Distributors are either moving forward or backward. Standing still or staying the same are not options. In business, the possibilities are growth or contraction. For those businesses that are growing, branch expansion comes into play. While this is obviously a good thing, there are challenges that need to be navigated along the way.
Ed Stasiak is the vice president of KSS Enterprises, a distributor based in Kalamazoo, Michigan with seven locations throughout Michigan and Northern Indiana. Stasiak sees growth as the only option in today’s market.
“Over the years, the fight against traditional and non-traditional competition has intensified,” says Stasiak. “The only option is to grow and get big, or risk being swallowed up.”
Not all expansion is created equal. The two types of expansion — acquisition and greenfield — offer opportunities but come with challenges. However, before deciding what type of expansion to pursue, distributors need a legitimate reason to expand.
Expansion is exciting and can energize both staff and management, and a successful expansion can add to a company’s bottom line.
In addition to the profit drive, distributors may expand to be closer to existing customers and/or fill a distribution hole for manufacturers, says Jason Bader, owner of The Distribution Team, Portland, Oregon.
Before expanding for existing customers, Bader recommends figuring out monthly operating costs, talking to salespeople about the costs, and seeing if they can bring that amount in for three consecutive months.
“This puts the responsibility on the salespeople to generate revenue to get the company close to profitability and takes emotion out of the equation,” says Bader.
Opening up a new location for manufacturers can deepen the relationship between the manufacturer and the distributer.

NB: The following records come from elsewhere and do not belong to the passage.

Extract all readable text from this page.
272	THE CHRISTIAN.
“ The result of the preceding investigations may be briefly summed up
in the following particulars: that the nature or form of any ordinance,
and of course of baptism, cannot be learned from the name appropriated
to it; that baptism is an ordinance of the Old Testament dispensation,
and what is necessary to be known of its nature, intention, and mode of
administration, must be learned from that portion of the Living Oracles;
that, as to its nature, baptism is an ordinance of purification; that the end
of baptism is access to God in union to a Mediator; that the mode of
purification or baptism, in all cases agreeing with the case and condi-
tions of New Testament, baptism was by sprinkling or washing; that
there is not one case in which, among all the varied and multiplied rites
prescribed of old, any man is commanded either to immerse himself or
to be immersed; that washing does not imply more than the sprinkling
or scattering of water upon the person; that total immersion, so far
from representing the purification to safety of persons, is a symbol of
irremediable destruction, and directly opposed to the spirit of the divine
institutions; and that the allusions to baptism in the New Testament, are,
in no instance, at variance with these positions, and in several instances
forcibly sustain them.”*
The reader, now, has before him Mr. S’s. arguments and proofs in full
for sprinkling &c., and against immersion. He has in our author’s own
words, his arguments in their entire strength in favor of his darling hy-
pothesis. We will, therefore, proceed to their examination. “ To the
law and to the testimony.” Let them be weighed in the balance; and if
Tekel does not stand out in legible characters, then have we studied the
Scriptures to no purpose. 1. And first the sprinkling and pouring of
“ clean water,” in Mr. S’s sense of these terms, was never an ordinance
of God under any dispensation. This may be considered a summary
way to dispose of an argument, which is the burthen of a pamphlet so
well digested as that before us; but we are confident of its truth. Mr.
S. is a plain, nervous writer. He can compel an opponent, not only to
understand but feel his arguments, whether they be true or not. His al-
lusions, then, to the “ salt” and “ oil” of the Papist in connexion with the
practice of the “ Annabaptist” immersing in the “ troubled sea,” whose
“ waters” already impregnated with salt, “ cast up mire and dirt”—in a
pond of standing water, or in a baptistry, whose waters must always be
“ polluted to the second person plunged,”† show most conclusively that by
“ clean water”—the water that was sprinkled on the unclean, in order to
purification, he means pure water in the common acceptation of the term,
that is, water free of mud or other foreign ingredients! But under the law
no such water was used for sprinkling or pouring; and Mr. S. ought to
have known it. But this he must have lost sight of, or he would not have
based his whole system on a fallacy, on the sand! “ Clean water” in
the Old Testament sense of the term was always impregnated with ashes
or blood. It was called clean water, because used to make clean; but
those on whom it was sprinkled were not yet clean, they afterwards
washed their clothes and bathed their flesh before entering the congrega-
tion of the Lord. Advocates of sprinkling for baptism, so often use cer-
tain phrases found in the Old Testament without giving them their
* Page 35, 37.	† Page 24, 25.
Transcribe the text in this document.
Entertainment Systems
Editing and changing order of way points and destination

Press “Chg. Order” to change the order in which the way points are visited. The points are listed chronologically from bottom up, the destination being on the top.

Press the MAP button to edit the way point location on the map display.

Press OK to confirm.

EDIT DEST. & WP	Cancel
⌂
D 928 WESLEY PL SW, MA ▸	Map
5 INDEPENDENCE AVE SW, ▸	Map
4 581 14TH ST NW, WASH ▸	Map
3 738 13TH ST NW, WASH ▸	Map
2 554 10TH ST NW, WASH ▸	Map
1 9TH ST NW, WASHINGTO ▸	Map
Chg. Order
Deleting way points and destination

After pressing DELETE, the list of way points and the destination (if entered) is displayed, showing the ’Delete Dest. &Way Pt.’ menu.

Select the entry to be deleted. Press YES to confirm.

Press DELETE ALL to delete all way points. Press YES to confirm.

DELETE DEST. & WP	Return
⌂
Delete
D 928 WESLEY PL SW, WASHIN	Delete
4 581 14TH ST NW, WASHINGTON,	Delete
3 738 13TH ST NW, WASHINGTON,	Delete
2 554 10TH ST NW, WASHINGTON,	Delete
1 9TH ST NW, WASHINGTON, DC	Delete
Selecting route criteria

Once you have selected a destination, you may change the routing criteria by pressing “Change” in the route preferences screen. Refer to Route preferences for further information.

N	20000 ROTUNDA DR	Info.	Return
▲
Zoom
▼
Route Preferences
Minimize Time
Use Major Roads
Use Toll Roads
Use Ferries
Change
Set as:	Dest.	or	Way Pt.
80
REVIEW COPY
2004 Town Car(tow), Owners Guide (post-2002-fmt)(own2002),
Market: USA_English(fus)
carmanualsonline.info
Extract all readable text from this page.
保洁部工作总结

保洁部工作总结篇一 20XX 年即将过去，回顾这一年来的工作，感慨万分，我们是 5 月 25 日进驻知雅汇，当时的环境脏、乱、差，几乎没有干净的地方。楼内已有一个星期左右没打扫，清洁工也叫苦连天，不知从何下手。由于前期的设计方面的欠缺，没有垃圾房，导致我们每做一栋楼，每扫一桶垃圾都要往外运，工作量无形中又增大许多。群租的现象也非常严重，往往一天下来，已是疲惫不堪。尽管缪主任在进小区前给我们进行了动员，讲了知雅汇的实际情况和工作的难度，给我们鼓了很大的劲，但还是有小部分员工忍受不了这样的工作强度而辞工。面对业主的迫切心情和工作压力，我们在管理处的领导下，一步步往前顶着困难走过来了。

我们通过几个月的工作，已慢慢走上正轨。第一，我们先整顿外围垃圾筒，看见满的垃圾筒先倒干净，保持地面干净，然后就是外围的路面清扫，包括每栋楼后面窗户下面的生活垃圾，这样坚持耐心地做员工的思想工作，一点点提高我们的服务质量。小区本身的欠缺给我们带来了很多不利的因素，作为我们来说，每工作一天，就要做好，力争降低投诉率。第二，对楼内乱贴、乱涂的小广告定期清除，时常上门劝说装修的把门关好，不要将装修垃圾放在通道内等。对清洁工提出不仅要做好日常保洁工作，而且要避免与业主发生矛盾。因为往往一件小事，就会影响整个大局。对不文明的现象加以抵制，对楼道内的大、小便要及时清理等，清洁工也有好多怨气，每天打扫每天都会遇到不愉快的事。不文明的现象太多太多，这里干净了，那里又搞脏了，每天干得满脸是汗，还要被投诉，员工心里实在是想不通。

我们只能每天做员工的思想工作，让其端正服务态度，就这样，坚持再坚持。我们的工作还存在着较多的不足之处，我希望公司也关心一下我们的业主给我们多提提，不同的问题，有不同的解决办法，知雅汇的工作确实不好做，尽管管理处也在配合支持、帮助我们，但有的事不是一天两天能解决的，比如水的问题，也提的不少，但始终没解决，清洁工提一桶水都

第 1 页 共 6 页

“When you do favors for them, they might give you exclusivity, special pricing or extended dating terms (longer terms to pay),” says Bader.
Which Type of Expansion Is Best?
When expanding, is an acquisition or greenfield better? There’s no simple answer, but the flurry of merger and acquisition activity in the jan/san industry makes it seem that distributors prefer the acquisition route.
Over the last 10 to 15 years, most branch expansion has been via consolidation, says Michael Workman, president of Michael E. Workman Associates, College Station, Texas, and professor emeritus at Texas A&M University’s College of Engineering. This is because it is more expedient to buy or acquire a location rather than start-up from scratch. Despite this trend, there isn’t one right way to expand, says Workman. The choice is based on the company or its owner’s preference in growth.
For Stasiak and KSS Enterprises, the preference is to grow through acquisitions. They have only grown through greenfield once.
“A greenfield opening is more challenging for us,” says Stasiak. “When you start from scratch, there’s a mountain to climb.”
KSS prefers acquisitions because of the basis of sales and the accelerated progress.
Growth has occurred primarily through acquisition for Brady Industries, a Las Vegas-based distributor with 16 locations.
“They are both equally challenging, though not necessarily in the same way,” says Ryan Banks, Brady Industries’ senior vice president of sales and marketing.